I would say that the tragedy is not His making, that it’s not His doing. Yes, he allows free will, and yes, some people are mentally ill and will act on it. (not saying that’s the case or not with the shootings) God has not caused the suffering.

Turning to Him in time of need for healing and peace only seems natural.

I understand this position, but then I don’t get, if God gives you free will and you believe he does not control what goes in the world, then why pray to him to provide comfort for someone on Earth, when if you believe in free will he does not intervene in events on earth?

If people act out of mental illness, how can it be said that their will is free? And didn’t God give them the illness with full knowledge of how it would affect them?

I wonder if some Christians view prayer less like addressing God and more like a compassion practice. That is through contemplation of a tragedy and how it affects others, one’s own compassion or empathy grows. And from there good works grow. In this view, prayer and meditation are the same thing except one has a more metaphysical tint.

I doubt evangelic Christians have that view of prayer but I think it’s an apt description.

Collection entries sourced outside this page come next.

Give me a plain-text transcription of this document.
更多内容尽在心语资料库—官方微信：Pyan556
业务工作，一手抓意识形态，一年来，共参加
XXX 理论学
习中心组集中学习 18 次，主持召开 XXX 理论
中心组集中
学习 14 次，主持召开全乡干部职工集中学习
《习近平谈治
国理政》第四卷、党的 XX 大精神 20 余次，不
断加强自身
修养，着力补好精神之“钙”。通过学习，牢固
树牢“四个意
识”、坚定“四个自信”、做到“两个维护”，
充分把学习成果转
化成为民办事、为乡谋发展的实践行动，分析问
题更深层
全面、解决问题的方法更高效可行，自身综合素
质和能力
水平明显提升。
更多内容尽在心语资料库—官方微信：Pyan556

Prayer is one way people cope with tragedy. No, a lot of the rationalizations people try to make about the role of God aren’t particularly sensible in retrospect (and frankly, smack of spending time trying to prop up a theology rather than mourn a loss, which is an odd thing to be compelled to do), but in my opinion, people need to cope in the way that seems best to them.

Some people DO believe that everything that happens on Earth is part of God’s plan and this is pretty clearly the view of the majority of the Bible.

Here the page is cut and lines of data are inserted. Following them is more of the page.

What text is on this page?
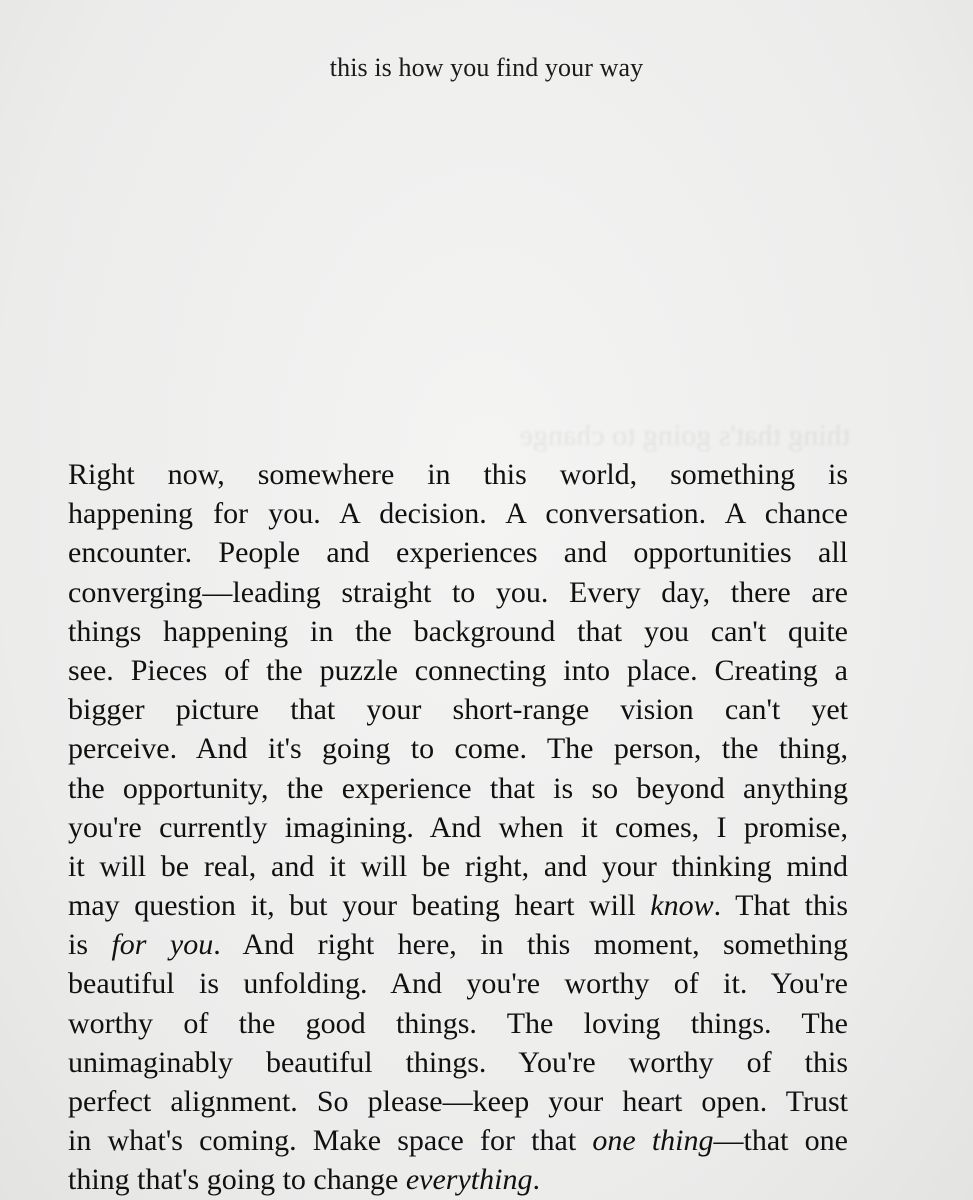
this is how you find your way
thing that's going to change
Right now, somewhere in this world, something is
happening for you. A decision. A conversation. A chance
encounter. People and experiences and opportunities all
converging—leading straight to you. Every day, there are
things happening in the background that you can't quite
see. Pieces of the puzzle connecting into place. Creating a
bigger picture that your short-range vision can't yet
perceive. And it's going to come. The person, the thing,
the opportunity, the experience that is so beyond anything
you're currently imagining. And when it comes, I promise,
it will be real, and it will be right, and your thinking mind
may question it, but your beating heart will know. That this
is for you. And right here, in this moment, something
beautiful is unfolding. And you're worthy of it. You're
worthy of the good things. The loving things. The
unimaginably beautiful things. You're worthy of this
perfect alignment. So please—keep your heart open. Trust
in what's coming. Make space for that one thing—that one
thing that's going to change everything.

Some people believe that reality isn’t real, and that when you rape someone, it’s not bad because it causes suffering (because suffering isn’t real) but because it’s aesthetically displeasing to someone’s abstraction of fine artistic sensibilities. That’s because if suffering were real, then people dying in earthquakes or being horribly maimed by diseases wouldn’t make much sense.

But I think MOST Christians around today believe in the free will version of things. Now is that also completely incoherent and nonsensical? Sure.

I forgot what my point was.

Ah yes, anyway it was that people need to, and are going to, believe what they need to cope with tragedy in all sorts of ways, many of them not very rational utterly regardless of whether they believe in God or not, or any particular version of God. The way people talk to God is not that much different than how a child talks to a parent: asking for answers and consolation and trying to contemplate things.

I doubt if people get all philosophical with themselves about things like this. Whether or not free will exists, and what a deity might be up to don’t factor in. It’s simply that some things seem to big for the human mind to contain, and they want an outlet.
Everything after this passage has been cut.